Organisation und Charakter des chetitischen Reichs

[512] Neben dem Pharaonenreich steht, seit dem Bündnisvertrag von diesem als gleichberechtigte Großmacht anerkannt, das Reich der Chetiter. Auch in seiner inneren Gestaltung sucht dieses es dem Ägypterreich gleichzutun. Geschaffen ist es durch die Herrscher eines Fürstentums im Innern Kleinasiens, die ihre Macht über die Nachbargebiete ausdehnen und neben dem alten Titel »König von Kussar« den eines »Königs von Chatti« annehmen; seit aber Subbiluljuma die Unterwerfung der Küstengebiete und der syrischen Lande wieder energisch aufnahm und ein wirkliches Großreich begründete, setzt er, und ebenso seine Nachfolger, vor seinen Namen den Titel »Sonne« und redet von sich in offiziellen Erlassen als »meine Sonne«. Das knüpft daran an, daß auch bei den Chetitern die Sonnengottheit an der Spitze des Pantheons steht, ist aber offenbar nicht organisch aus den einheimischen Anschauungen erwachsen, wie in Ägypten, sondern diesem nachgebildet: neben den Pharao, den der Sonnengott (und zugleich alle anderen Götter) als Sohn gezeugt hat, tritt der Chetiterkönig wohl nicht so sehr als Inkarnation, als vielmehr als irdischer Repräsentant der Sonne selbst980. So schwebt denn auch in den hieroglyphischen Inschriften [512] der Chetiter über dem Namen des Königs die geflügelte Sonnenscheibe, und in den Reliefs von Jazylykaja bei Boghazkiöi trägt er die Tracht und den Krummstab des Sonnengottes. In einem dieser Bilder umschließt der Donnergott Tešub, der Schirmherr des Reichs, den König mit dem linken Arm981; es ist genau dieselbe Gestalt, in der nach der Angabe der ägyptischen Inschrift das Siegel des Chattusil auf der an Ramses geschriebenen Vertragsurkunde angebracht war.
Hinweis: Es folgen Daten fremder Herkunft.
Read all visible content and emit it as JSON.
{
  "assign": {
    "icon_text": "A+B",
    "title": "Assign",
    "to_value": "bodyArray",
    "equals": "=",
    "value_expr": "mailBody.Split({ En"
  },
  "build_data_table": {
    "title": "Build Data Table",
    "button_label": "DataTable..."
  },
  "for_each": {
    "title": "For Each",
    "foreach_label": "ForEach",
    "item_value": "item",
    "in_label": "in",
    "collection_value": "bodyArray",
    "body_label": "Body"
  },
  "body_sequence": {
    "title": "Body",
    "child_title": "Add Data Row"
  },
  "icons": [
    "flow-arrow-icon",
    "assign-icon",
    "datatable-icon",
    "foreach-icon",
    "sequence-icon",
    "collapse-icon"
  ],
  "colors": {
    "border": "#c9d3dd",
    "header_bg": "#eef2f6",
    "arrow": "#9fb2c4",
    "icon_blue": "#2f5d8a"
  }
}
Zum Namen des Großkönigs gehört ferner das Beiwort »der Tapfere«982; er ist in erster Linie der Heerführer, der wie der Pharao an der Spitze seiner Truppen kämpft und sie zum Siege führt. Daneben hat er vor allem den Verkehr mit den Göttern zu pflegen und die zahllosen Zeremonien des bis ins Kleinste ausgearbeiteten Kultrituals gewissenhaft zu vollziehn; wie der Pharao und wie die babylonischen Könige ist auch er dadurch in seinem öffentlichen Auftreten auf Schritt und Tritt gebunden und seine Bewegungsfreiheit beschränkt. Zur Seite steht ihm eine zahlreiche Hofbeamtenschaft und daneben seine Hauptgemahlin, die in derselben Weise wie in Ägypten als Mitregentin angesehn wird und ihren starken Einfluß auch nach seinem Tode als Königinmutter behaupten kann. Im Tode geht der König dann wie der Pharao in die Götterwelt ein – »er ist Gott geworden« [513] ist der offizielle Ausdruck für seinen Tod –; auch hier werden, wie in Ägypten, der ganzen Reihe der verstorbenen Herrscher Totenopfer dargebracht983.
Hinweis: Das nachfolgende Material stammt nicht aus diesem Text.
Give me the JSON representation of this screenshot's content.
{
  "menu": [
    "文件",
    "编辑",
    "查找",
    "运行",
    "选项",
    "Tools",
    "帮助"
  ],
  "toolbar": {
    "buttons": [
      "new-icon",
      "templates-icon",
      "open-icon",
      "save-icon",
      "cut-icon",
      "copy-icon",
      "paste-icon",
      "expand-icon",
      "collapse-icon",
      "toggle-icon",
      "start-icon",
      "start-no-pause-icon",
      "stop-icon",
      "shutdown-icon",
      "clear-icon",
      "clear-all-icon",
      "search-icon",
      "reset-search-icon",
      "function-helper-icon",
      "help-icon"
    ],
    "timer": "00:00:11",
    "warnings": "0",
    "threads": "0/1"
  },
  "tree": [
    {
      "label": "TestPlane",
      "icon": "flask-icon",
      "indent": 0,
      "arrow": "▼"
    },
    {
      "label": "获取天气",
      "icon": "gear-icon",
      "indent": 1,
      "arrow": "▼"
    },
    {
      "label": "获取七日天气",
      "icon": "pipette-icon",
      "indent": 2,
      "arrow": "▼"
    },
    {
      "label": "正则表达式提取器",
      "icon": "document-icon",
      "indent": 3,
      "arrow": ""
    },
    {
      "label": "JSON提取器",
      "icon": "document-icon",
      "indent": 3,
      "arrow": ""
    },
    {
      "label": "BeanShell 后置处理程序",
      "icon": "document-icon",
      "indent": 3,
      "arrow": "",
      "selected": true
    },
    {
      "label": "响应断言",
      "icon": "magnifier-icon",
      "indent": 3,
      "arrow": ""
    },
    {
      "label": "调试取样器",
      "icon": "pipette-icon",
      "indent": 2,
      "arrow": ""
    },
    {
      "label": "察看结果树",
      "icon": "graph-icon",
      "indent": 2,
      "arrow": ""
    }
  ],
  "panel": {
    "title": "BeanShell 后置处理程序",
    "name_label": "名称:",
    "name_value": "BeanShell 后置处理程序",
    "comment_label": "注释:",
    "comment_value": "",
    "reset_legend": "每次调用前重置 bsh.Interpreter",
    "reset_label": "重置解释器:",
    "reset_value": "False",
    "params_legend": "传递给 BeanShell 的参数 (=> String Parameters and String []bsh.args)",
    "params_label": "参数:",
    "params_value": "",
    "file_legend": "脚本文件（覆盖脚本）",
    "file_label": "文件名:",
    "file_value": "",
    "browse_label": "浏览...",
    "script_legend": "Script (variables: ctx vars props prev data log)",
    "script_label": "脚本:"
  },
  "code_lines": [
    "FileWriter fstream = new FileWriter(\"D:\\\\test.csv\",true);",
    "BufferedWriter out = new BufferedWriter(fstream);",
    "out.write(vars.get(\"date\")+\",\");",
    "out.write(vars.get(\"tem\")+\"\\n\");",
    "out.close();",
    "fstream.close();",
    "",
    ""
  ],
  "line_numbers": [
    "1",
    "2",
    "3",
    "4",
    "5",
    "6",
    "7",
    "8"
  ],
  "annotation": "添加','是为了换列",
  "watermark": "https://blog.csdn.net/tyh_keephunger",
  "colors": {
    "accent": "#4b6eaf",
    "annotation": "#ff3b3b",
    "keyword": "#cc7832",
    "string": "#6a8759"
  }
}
Neben diesen Übereinstimmungen und Entlehnungen treten aber auch die Unterschiede beider Reiche stark hervor. Vor allem fehlt dem Chetiterreich die geschlossene Einheit des Nillandes, sowohl geographisch wie national. Die Könige von Chattusas (Boghazkiöi) haben in fortwährenden Kämpfen den Hauptteil des östlichen Kleinasiens von den Taurusketten und der zentralen Steppe bis zum Schwarzen Meer als Chattireich zusammengefaßt, mit Angliederung des Königreichs Kizwadna, das ihnen jetzt durch die Ehe Chattusils III. mit der aus dem dortigen Priestergeschlecht stammenden Königin Puduchepa noch fester verbunden war984. Den Hauptteil, abgesehn vom Irisgebiet und den Landschaften am Taurus und Antitaurus, kann man als Stromgebiet des Halys bezeichnen; jedoch eine innere Einheit vermag ihm dieser Fluß nicht zu geben, der es in weitem Bogen durchzieht, aber weder schiffbar ist noch seine Ufer befruchtet.
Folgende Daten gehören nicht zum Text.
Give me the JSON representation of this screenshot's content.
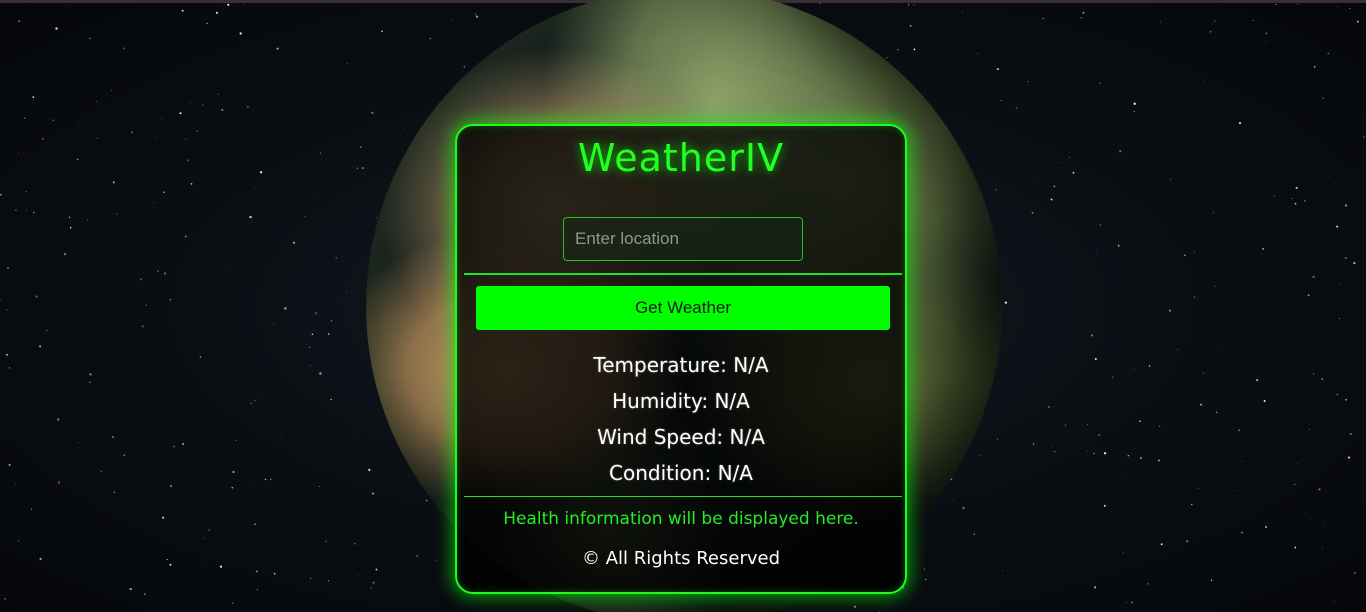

Wie schon zur Zeit der assyrischen Handelskolonien des 3. Jahrtausends zerfällt dieses Gebiet in zahlreiche kleine Gaue mit städtischem Mittelpunkt und lokaler Selbstverwaltung durch die Ältesten; die Reste dieser ummauerten Ortschaften liegen unter den Schutthügeln (türkisch Hüjük), die weithin über die Landschaften zerstreut sind985. Sie alle haben ihre lokalen Gottheiten; zusammen bilden sie »die 1000 Götter des Chattilandes«, die wichtigeren werden in den Vertragsurkunden in langer Liste namentlich als Zeugen aufgerufen. Manche dieser Kultstätten sind zu ansehnlichen Heiligtümern mit reichem Besitz und großen Scharen von Hörigen erwachsen; mehrere dieser »Gottesländer«, so Komana am Iris und die gleichnamige Stadt am Saros, haben sich durch allen Wechsel der politischen und nationalen Gestaltung hindurch [514] als selbständige Priesterfürstentümer bis in die römische Zeit hinein erhalten.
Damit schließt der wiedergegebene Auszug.